Today was my first real day in Nome, so I was out to discover any thing and everything that I could. One of my first stops was a church that was sponsoring a craft fair of native and local arts. It was truly amazing. There was bead work and fur ruffs for several styles of hoods, mitts, or hats. I even got a hat that was made from sled dog fur and trimmed with muskrat. It is beautiful and soft. I also found a brightly colored kuspuk which is a native design shirt with hood and front pouch pocket. It will be perfect in California anytime of the year. The man that sold me the kuspuk threw in a story knife he had carved from birch branches and designed with native symbols. It is a tradition among the Yupik to tell stories that they illustrate in the snow with the story knife. A wide variety of stories could be told this way even in sand, so I thought it would be a good crossover tool. Last year I brought Chinese hacaisacks back from China with me, and my students loved learning how to use them. This year I am bringing back Eskimo yo-yos to test their coordination.
I topped off the afternoon with a talk by Howard Farley at the museum. He talked about the early Iditarod Races and how it has grown over the years. Howard shared his own passion for the race and the way that it has become a way of life for so many individuals. If you remember, I wrote a lesson plan last fall for found poetry using his entry in Iditarod Classics. He was inspirational then and even more inspirational in person as you could feel the history and magic that the Iditarod has for him.
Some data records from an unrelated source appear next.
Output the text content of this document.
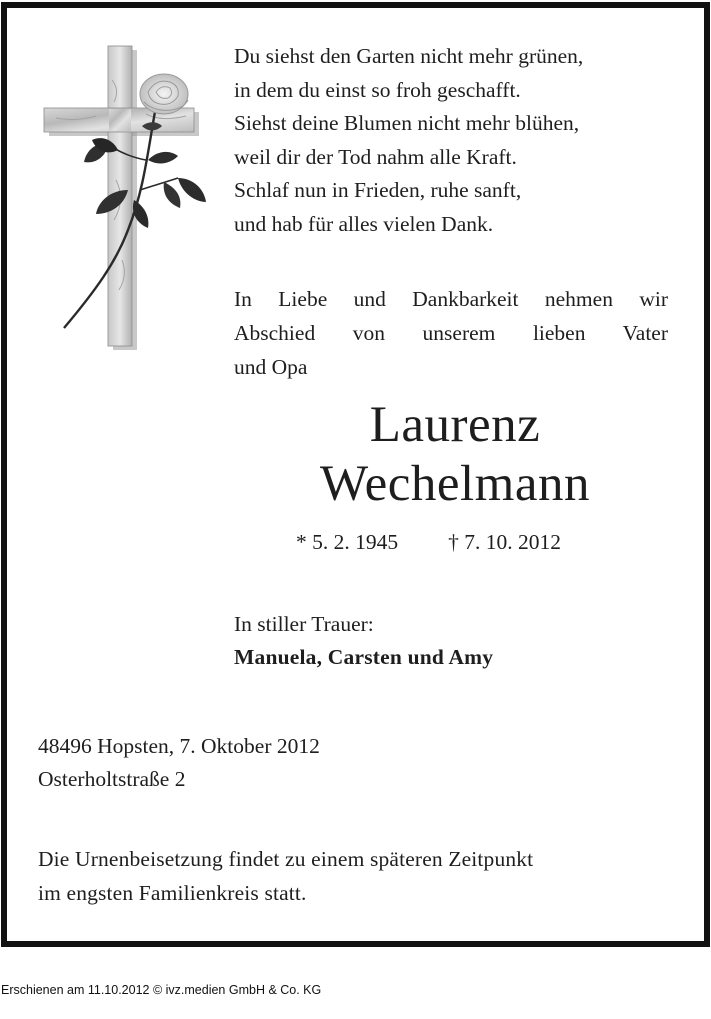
Du siehst den Garten nicht mehr grünen,
in dem du einst so froh geschafft.
Siehst deine Blumen nicht mehr blühen,
weil dir der Tod nahm alle Kraft.
Schlaf nun in Frieden, ruhe sanft,
und hab für alles vielen Dank.
In Liebe und Dankbarkeit nehmen wir
Abschied von unserem lieben Vater
und Opa
Laurenz
Wechelmann
* 5. 2. 1945 † 7. 10. 2012
In stiller Trauer:
Manuela, Carsten und Amy
48496 Hopsten, 7. Oktober 2012
Osterholtstraße 2
Die Urnenbeisetzung findet zu einem späteren Zeitpunkt
im engsten Familienkreis statt.
Erschienen am 11.10.2012 © ivz.medien GmbH & Co. KG
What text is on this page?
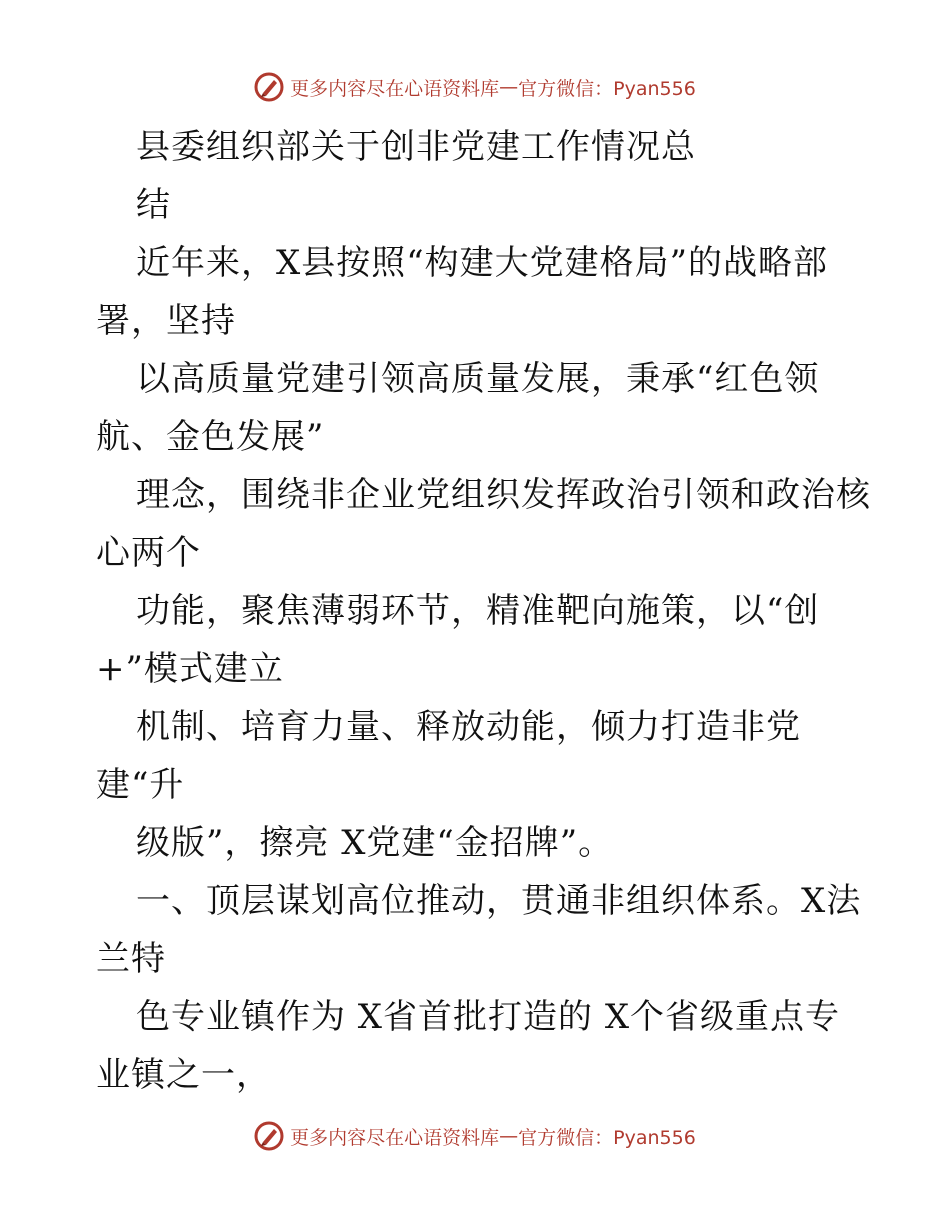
更多内容尽在心语资料库 — 官方微信：Pyan556
县委组织部关于创非党建工作情况总
结
近年来，X县按照“构建大党建格局”的战略部
署，坚持
以高质量党建引领高质量发展，秉承“红色领
航、金色发展”
理念，围绕非企业党组织发挥政治引领和政治核
心两个
功能，聚焦薄弱环节，精准靶向施策，以“创
+”模式建立
机制、培育力量、释放动能，倾力打造非党
建“升
级版”，擦亮 X党建“金招牌”。
一、顶层谋划高位推动，贯通非组织体系。X法
兰特
色专业镇作为 X省首批打造的 X个省级重点专
业镇之一，
更多内容尽在心语资料库 — 官方微信：Pyan556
I am meeting friends for dinner and then off for a basketball tournament that is supposed to be the tournament of all tournaments so I will take pictures and let you know what it was like. Also, Hugh Neff is supposed to come in tonight, so I will try to be there and share that with you too.
I don’t think I will get tired of Nome for a while as there is so much to do, so I’m staying and posting here for a few days.